Unlike Lockean autobiographical memory, which is a property of conscious thinking alone, Rilkean memory lives in the action of the whole body, arising from the ‘behavioural disposition’ or ‘enduring mood’ that’s left behind when conscious, narrative memory fades away. When persistent and entrenched enough, Rowlands says, these dispositions and moods become an ‘existential style’, a way of being that can hold a person together in the face of ‘catastrophic memory loss’.

This is what I see in brain injury survivors such as Henry, Gretha and Sadie. When they take part in practices that mean something to them, they become absorbed in living truths that remind them who they are. Amnesia survivors, who have lost the conscious memory-formation so vulnerable to brain injury, are most themselves in contexts that continually reinforce their embodied tendencies, their bodily dispositions and feelings. The places where they are most confident in their identities are the ones in which they are supported not merely to think but to do the things they love.
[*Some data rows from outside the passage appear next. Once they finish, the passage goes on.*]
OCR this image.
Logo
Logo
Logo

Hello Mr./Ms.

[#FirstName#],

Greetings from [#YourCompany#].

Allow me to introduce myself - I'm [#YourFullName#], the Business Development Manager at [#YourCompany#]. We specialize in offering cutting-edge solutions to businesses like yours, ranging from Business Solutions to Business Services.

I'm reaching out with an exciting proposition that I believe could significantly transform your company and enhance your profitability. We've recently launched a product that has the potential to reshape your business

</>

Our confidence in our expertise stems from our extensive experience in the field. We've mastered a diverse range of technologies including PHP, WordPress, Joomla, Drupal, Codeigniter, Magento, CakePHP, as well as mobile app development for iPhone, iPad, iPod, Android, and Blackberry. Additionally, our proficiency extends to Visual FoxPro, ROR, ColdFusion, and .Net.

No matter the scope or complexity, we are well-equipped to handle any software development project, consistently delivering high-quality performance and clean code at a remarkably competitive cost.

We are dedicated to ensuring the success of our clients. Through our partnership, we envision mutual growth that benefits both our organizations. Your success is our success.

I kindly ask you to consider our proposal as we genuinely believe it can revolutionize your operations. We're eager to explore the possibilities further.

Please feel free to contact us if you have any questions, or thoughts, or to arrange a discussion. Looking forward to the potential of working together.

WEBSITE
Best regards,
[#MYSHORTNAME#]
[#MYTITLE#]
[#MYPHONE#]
To support these survivors, we must take seriously the idea of whole-body, whole-person memory, and look for ways to reinforce it, wherever we can.

When I wake up each morning, there are things I recognise as part of ‘me’. The aura of dream is replaced almost immediately by a continuity of thought from the previous day. And behind this are layers of familiar sensation: the dryness of my skin; the exaggerated sensitivity of my hands; the way my eyes want to hide from the daylight; the empty feeling of my typical morning hunger; and the bodily restlessness that will soon get me out of bed. Words are there even before I realise it, and I feel a pang of regret as I break the silence. Then I look at my partner, stirring next to me, and recognise another whole domain of identity: the people I share my life with and the feelings they bring to life. It’s a cascade of embodiment, of tendency, of self, that emerges. Doubtless, if I survived a brain injury, some of these things might change or disappear. But not all of them.